Afterward, each participant was asked to imagine themselves in a situation where similar feelings would arise and to write down what they would do. Each participant was handed a piece of paper with 20 blank lines that started with the phrase,

“I would like to…”

Participants who saw images of fear and anger wrote down the fewest responses. Meanwhile, the participants who saw images of joy and contentment, wrote down a significantly higher number of actions that they would take, even when compared to the neutral group.

In summary, when you are experiencing positive emotions like joy, contentment, and love, you will see more possibilities in your life. These findings were among the first that suggested positive emotions broaden your sense of possibility and open your mind up to more options.

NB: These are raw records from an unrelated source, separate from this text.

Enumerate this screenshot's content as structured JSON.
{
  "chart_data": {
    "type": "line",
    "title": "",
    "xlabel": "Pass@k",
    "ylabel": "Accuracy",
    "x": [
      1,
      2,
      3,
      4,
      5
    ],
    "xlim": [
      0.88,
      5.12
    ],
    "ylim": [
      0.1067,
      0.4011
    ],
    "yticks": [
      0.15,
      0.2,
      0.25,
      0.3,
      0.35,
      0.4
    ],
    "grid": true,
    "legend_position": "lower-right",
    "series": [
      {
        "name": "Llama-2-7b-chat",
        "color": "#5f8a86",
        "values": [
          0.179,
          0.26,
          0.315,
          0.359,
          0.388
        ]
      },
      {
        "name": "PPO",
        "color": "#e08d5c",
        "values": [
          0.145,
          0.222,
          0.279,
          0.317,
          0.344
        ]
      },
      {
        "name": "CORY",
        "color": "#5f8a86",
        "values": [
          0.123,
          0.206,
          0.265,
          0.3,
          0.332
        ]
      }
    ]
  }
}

Decades-long studies indicate that workers with a higher positive-thought ratio have better health, increased productivity and more creative thinking. Positive thinkers tend to be better problem-solvers and are more engaged in their professional lives. Besides simply putting on a brave face or presenting an upbeat demeanor, research has proven that thinking positively has an actual transformative effect—and literally evolves the composition of our brain and redirects us toward success. Literally a ying-yang effect, magnetic opposites with push and pull, positive and negative thoughts can either open our mind to opportunities and possibilities while negative thoughts reduce our ability to feel hopeful and optimistic, and recedes our tendency towards success.

Genetics VS. Attitude

Is it truly possible to coach ourselves to be happier? Of course. Scientific measurements of happiness recognize a complex formula of interacting genes, habits, and life stages and events. Everyone has a genetic disposition, but the powerful takeaway from the studies is that, regardless of genetics, we each have the ability to take charge of our happiness by choosing our thoughts, actions and reactions. We can train our thoughts, we can practice positivity, and we can develop or redirect our habits. Behavior and attitude research is producing successful, simple exercises and learned skills designed to promote positive emotional qualities, such as optimism, thoughtfulness and kindness. Just as practice improves our abilities in fields such as athletics and musical talents, positive thinking is a skill that can be trained, learned, developed—even perfected. The profound bottom line of all of this research is that positivity can be practiced, and optimism can be developed, and the results produce real value—personally and professionally.